You’re starved for fun. I can see it in your weary little eyes. You’re groveling in a poorly lit corner, mascara running down your cheeks, over someone’s latest sad attempt at pretending to be Edgar Allen Poe. Dark and ultra-meaningful art has you in an anaconda chokehold, and by gosh, it’s not going to let go until it crushes your ribs, gapes its jaw, and swallows you like a Costco hotdog.

You’ve had sad and pretentious stories rammed down your throat for years now and there’s no end in sight. You have no idea what any of it means. You’re left asking one question over and over again: was that really Casey Affleck under the bedsheet the whole time?


Dark stories, dark art, it’s all important, but seriously, maybe there’s room for something else? Being sad is cool. But this is GOOEY, and GOOEY has no time for that. GOOEY’s the strange, barbaric voice screaming through the night. It’s the calloused hand that slaps you across the mouth when you complain too much. It’s the cherry lips that kiss you passionately so that you’ll stop crying because you look kind of ugly when you cry. GOOEY’s made for eutherian mammals and by golly, that’s you.
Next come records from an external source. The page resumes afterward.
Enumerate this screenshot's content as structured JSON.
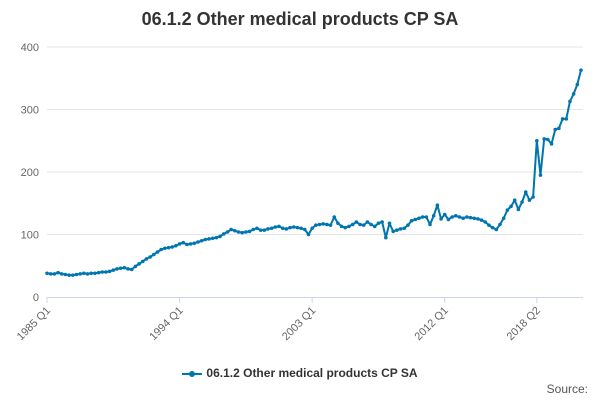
{
  "chart_data": {
    "type": "line",
    "title": "06.1.2 Other medical products CP SA",
    "xlabel": "",
    "ylabel": "",
    "ylim": [
      0,
      400
    ],
    "yticks": [
      0,
      100,
      200,
      300,
      400
    ],
    "x_start": "1985 Q1",
    "x_end": "2018 Q2",
    "xticks": [
      "1985 Q1",
      "1994 Q1",
      "2003 Q1",
      "2012 Q1",
      "2018 Q2"
    ],
    "grid": true,
    "legend_position": "bottom-center",
    "series_color": "#0075B0",
    "series": [
      {
        "name": "06.1.2 Other medical products CP SA",
        "values": [
          38,
          37,
          37,
          39,
          37,
          36,
          35,
          35,
          36,
          37,
          38,
          37,
          38,
          38,
          39,
          40,
          40,
          41,
          43,
          45,
          46,
          47,
          45,
          44,
          49,
          53,
          57,
          61,
          64,
          68,
          72,
          76,
          78,
          79,
          80,
          82,
          85,
          87,
          84,
          85,
          86,
          88,
          90,
          92,
          93,
          94,
          95,
          97,
          101,
          104,
          108,
          106,
          104,
          103,
          104,
          105,
          108,
          110,
          107,
          107,
          109,
          110,
          112,
          113,
          110,
          109,
          111,
          112,
          111,
          110,
          108,
          100,
          110,
          115,
          116,
          117,
          116,
          115,
          128,
          118,
          113,
          111,
          113,
          116,
          120,
          116,
          115,
          120,
          116,
          113,
          118,
          120,
          95,
          118,
          105,
          107,
          109,
          110,
          115,
          122,
          124,
          126,
          128,
          128,
          116,
          130,
          147,
          125,
          132,
          124,
          128,
          130,
          128,
          126,
          128,
          127,
          126,
          125,
          123,
          120,
          115,
          111,
          108,
          116,
          126,
          139,
          145,
          155,
          140,
          152,
          168,
          155,
          160,
          250,
          195,
          253,
          252,
          245,
          268,
          270,
          285,
          285,
          313,
          325,
          340,
          363
        ]
      }
    ]
  },
  "legend": {
    "label": "06.1.2 Other medical products CP SA"
  },
  "credits": {
    "label": "Source:"
  }
}
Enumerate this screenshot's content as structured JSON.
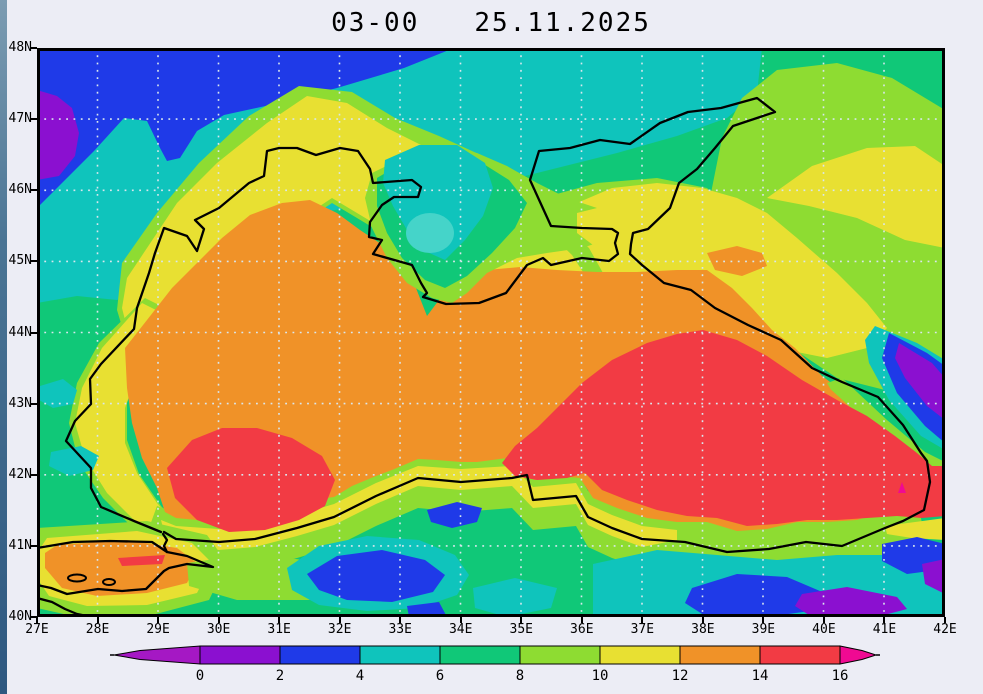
{
  "window": {
    "background": "#ECEDF5",
    "edge_strip_colors": [
      "#7C9CB2",
      "#2E5880"
    ]
  },
  "title": {
    "time": "03-00",
    "date": "25.11.2025"
  },
  "map": {
    "lat_labels": [
      "48N",
      "47N",
      "46N",
      "45N",
      "44N",
      "43N",
      "42N",
      "41N",
      "40N"
    ],
    "lon_labels": [
      "27E",
      "28E",
      "29E",
      "30E",
      "31E",
      "32E",
      "33E",
      "34E",
      "35E",
      "36E",
      "37E",
      "38E",
      "39E",
      "40E",
      "41E",
      "42E"
    ]
  },
  "colorbar": {
    "labels": [
      "0",
      "2",
      "4",
      "6",
      "8",
      "10",
      "12",
      "14",
      "16"
    ],
    "palette": [
      {
        "range": "<0",
        "color": "#A518C4"
      },
      {
        "range": "0-2",
        "color": "#8B10D0"
      },
      {
        "range": "2-4",
        "color": "#1F3AE8"
      },
      {
        "range": "4-6",
        "color": "#0FC4BC"
      },
      {
        "range": "6-8",
        "color": "#10C878"
      },
      {
        "range": "8-10",
        "color": "#8EDC32"
      },
      {
        "range": "10-12",
        "color": "#E8E032"
      },
      {
        "range": "12-14",
        "color": "#F09228"
      },
      {
        "range": "14-16",
        "color": "#F23B44"
      },
      {
        "range": ">16",
        "color": "#F00A92"
      }
    ]
  },
  "chart_data": {
    "type": "heatmap",
    "subtype": "filled-contour geographic field",
    "region": "Black Sea",
    "title": "03-00 25.11.2025",
    "lon_range": [
      27,
      42
    ],
    "lat_range": [
      40,
      48
    ],
    "grid_step_deg": 1,
    "grid": "dotted",
    "colorbar_levels": [
      0,
      2,
      4,
      6,
      8,
      10,
      12,
      14,
      16
    ],
    "colorbar_open_ended": true,
    "legend_position": "bottom",
    "field_features": [
      "Open-sea western/central basin mostly 12-14 (orange)",
      "Eastern basin and a patch off the SW coast (29.5-31.5E, 41.8-42.6N) at 14-16 (red); red extends inland over Georgia to 42E",
      "Tiny >16 (magenta) spot near 41.3E, 42.1N",
      "Coastal/NW-shelf waters and south Azov 10-12 (yellow)",
      "NW land coldest: 2-4 (blue) band 27-34.5E north of 46.3N with 0-2 (purple) pocket at 27E, 46.7-47.5N",
      "4-6 (teal) band south of the blue area and over central Crimea / Karkinit Bay",
      "Cold Caucasus stripes at 41-42E, 43.3-44.5N reaching 0-2 (purple)",
      "Cold pockets 2-4 (blue) and 0-2 (purple) over NE Turkey along 40-40.6N between 31.5E and 41.5E",
      "Land NE of Azov 10-12 (yellow); upper-right quadrant mostly 8-10 (yellow-green)",
      "Warm 12-14 (orange) with 14-16 streak around the Sea of Marmara (27-29E, 40.4-41N)"
    ]
  }
}
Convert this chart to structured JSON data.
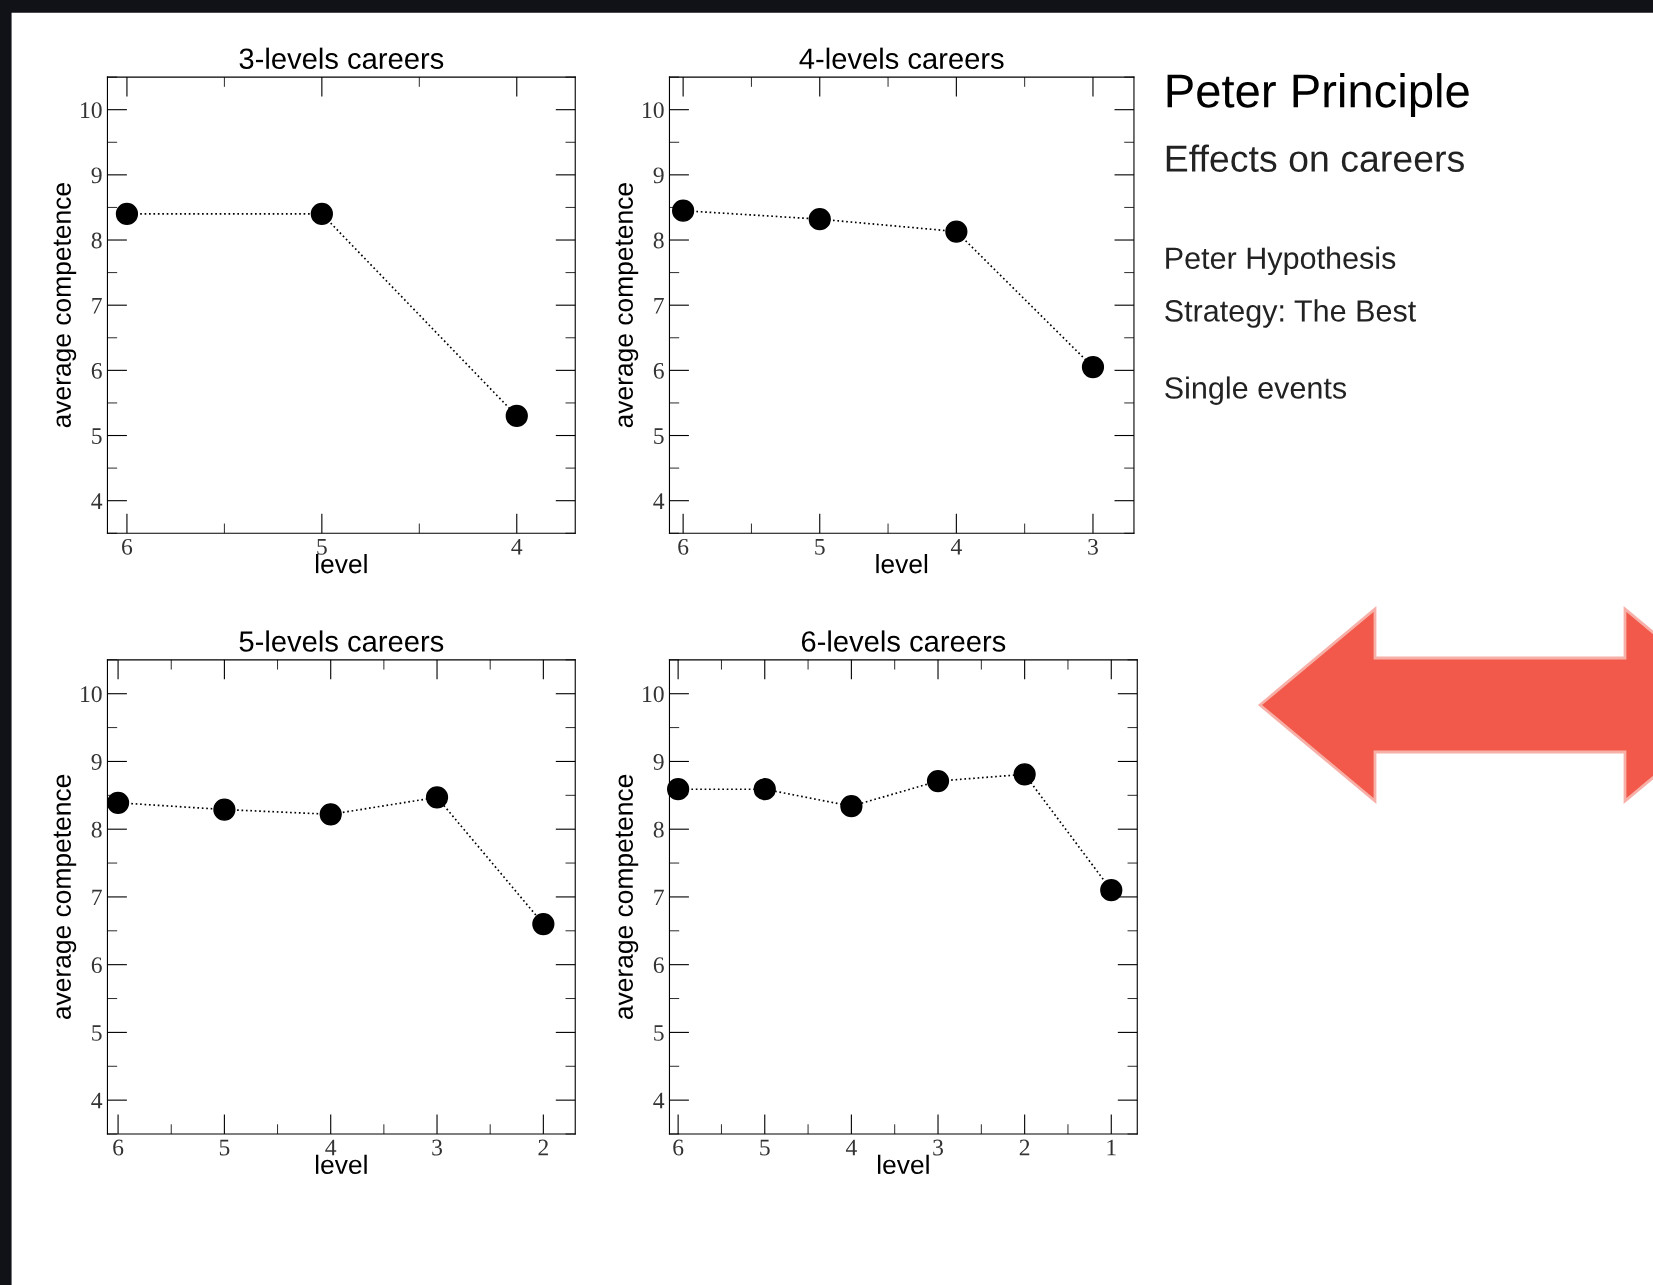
{
  "chart_data": [
    {
      "type": "line",
      "title": "3-levels careers",
      "xlabel": "level",
      "ylabel": "average competence",
      "x": [
        6,
        5,
        4
      ],
      "xlim": [
        6.1,
        3.7
      ],
      "xticks": [
        6,
        5,
        4
      ],
      "ylim": [
        3.5,
        10.5
      ],
      "yticks": [
        4,
        5,
        6,
        7,
        8,
        9,
        10
      ],
      "grid": false,
      "legend": false,
      "marker": "circle",
      "line_style": "dotted",
      "series": [
        {
          "color": "#000000",
          "values": [
            8.4,
            8.4,
            5.3
          ]
        }
      ]
    },
    {
      "type": "line",
      "title": "4-levels careers",
      "xlabel": "level",
      "ylabel": "average competence",
      "x": [
        6,
        5,
        4,
        3
      ],
      "xlim": [
        6.1,
        2.7
      ],
      "xticks": [
        6,
        5,
        4,
        3
      ],
      "ylim": [
        3.5,
        10.5
      ],
      "yticks": [
        4,
        5,
        6,
        7,
        8,
        9,
        10
      ],
      "grid": false,
      "legend": false,
      "marker": "circle",
      "line_style": "dotted",
      "series": [
        {
          "color": "#000000",
          "values": [
            8.45,
            8.32,
            8.13,
            6.05
          ]
        }
      ]
    },
    {
      "type": "line",
      "title": "5-levels careers",
      "xlabel": "level",
      "ylabel": "average competence",
      "x": [
        6,
        5,
        4,
        3,
        2
      ],
      "xlim": [
        6.1,
        1.7
      ],
      "xticks": [
        6,
        5,
        4,
        3,
        2
      ],
      "ylim": [
        3.5,
        10.5
      ],
      "yticks": [
        4,
        5,
        6,
        7,
        8,
        9,
        10
      ],
      "grid": false,
      "legend": false,
      "marker": "circle",
      "line_style": "dotted",
      "series": [
        {
          "color": "#000000",
          "values": [
            8.39,
            8.29,
            8.22,
            8.47,
            6.6
          ]
        }
      ]
    },
    {
      "type": "line",
      "title": "6-levels careers",
      "xlabel": "level",
      "ylabel": "average competence",
      "x": [
        6,
        5,
        4,
        3,
        2,
        1
      ],
      "xlim": [
        6.1,
        0.7
      ],
      "xticks": [
        6,
        5,
        4,
        3,
        2,
        1
      ],
      "ylim": [
        3.5,
        10.5
      ],
      "yticks": [
        4,
        5,
        6,
        7,
        8,
        9,
        10
      ],
      "grid": false,
      "legend": false,
      "marker": "circle",
      "line_style": "dotted",
      "series": [
        {
          "color": "#000000",
          "values": [
            8.59,
            8.59,
            8.34,
            8.71,
            8.81,
            7.1
          ]
        }
      ]
    },
    {
      "type": "other",
      "title": "Peter Principle",
      "subtitle": "Effects on careers",
      "annotations": [
        "Peter Hypothesis",
        "Strategy: The Best",
        "Single events"
      ]
    }
  ]
}
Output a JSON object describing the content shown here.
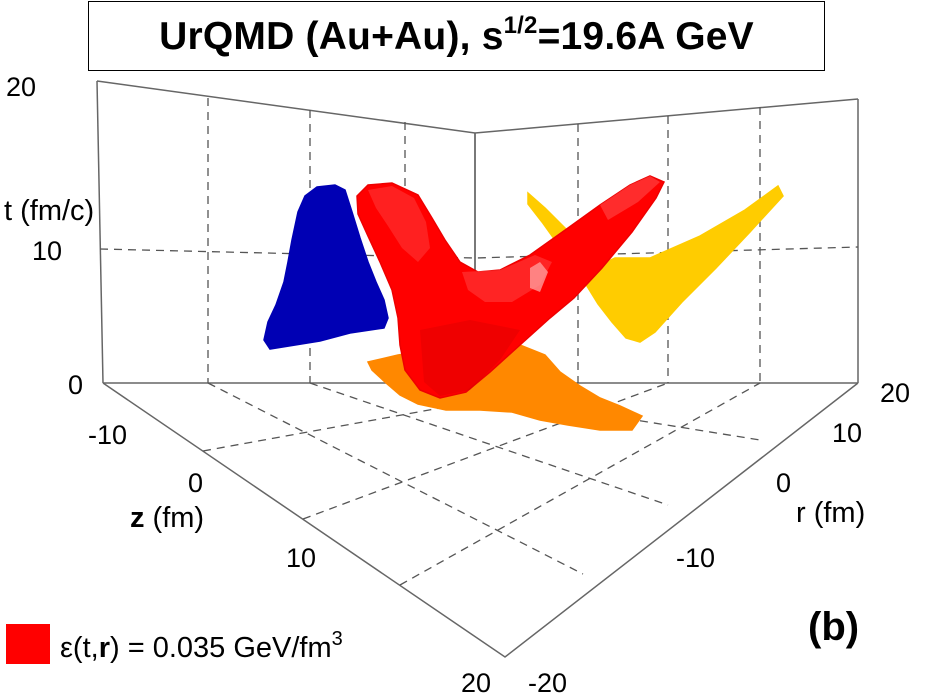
{
  "title": {
    "main": "UrQMD (Au+Au), s",
    "sup": "1/2",
    "rest": "=19.6A GeV"
  },
  "panel_label": "(b)",
  "legend": {
    "color": "#ff0000",
    "label_pre": "ε(t,",
    "label_bold": "r",
    "label_post": ") = 0.035 GeV/fm",
    "label_sup": "3"
  },
  "colors": {
    "surface": "#ff0000",
    "projection_tz": "#0000b4",
    "projection_tr": "#ffcc00",
    "projection_zr": "#ff8800"
  },
  "chart_data": {
    "type": "3d-isosurface",
    "title": "UrQMD (Au+Au), s^1/2=19.6A GeV",
    "axes": {
      "t": {
        "label": "t (fm/c)",
        "range": [
          0,
          20
        ],
        "ticks": [
          "0",
          "10",
          "20"
        ]
      },
      "z": {
        "label_bold": "z",
        "label_rest": " (fm)",
        "range": [
          -20,
          20
        ],
        "ticks": [
          "-10",
          "0",
          "10",
          "20"
        ]
      },
      "r": {
        "label": "r (fm)",
        "range": [
          -20,
          20
        ],
        "ticks": [
          "20",
          "10",
          "0",
          "-10",
          "-20"
        ]
      }
    },
    "grid": true,
    "isosurface_level": "0.035 GeV/fm^3"
  }
}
So, it’s time to dry your bitch tears, pull up your jeggings, and read this issue of GOOEY. You’ll find stories to electrify your soul, interviews to break your heart, and art to melt your brain.


GOOEY is your mother, and you are its fetus. Sink into GOOEY’s placental love. Float in its amniotic fluids. Hook into its umbilical cord and let it pump self-absorbed and barbaric fun into your belly button. Come on. Don’t be a nerd. Just do it. You’ll finally be one of the cool kids.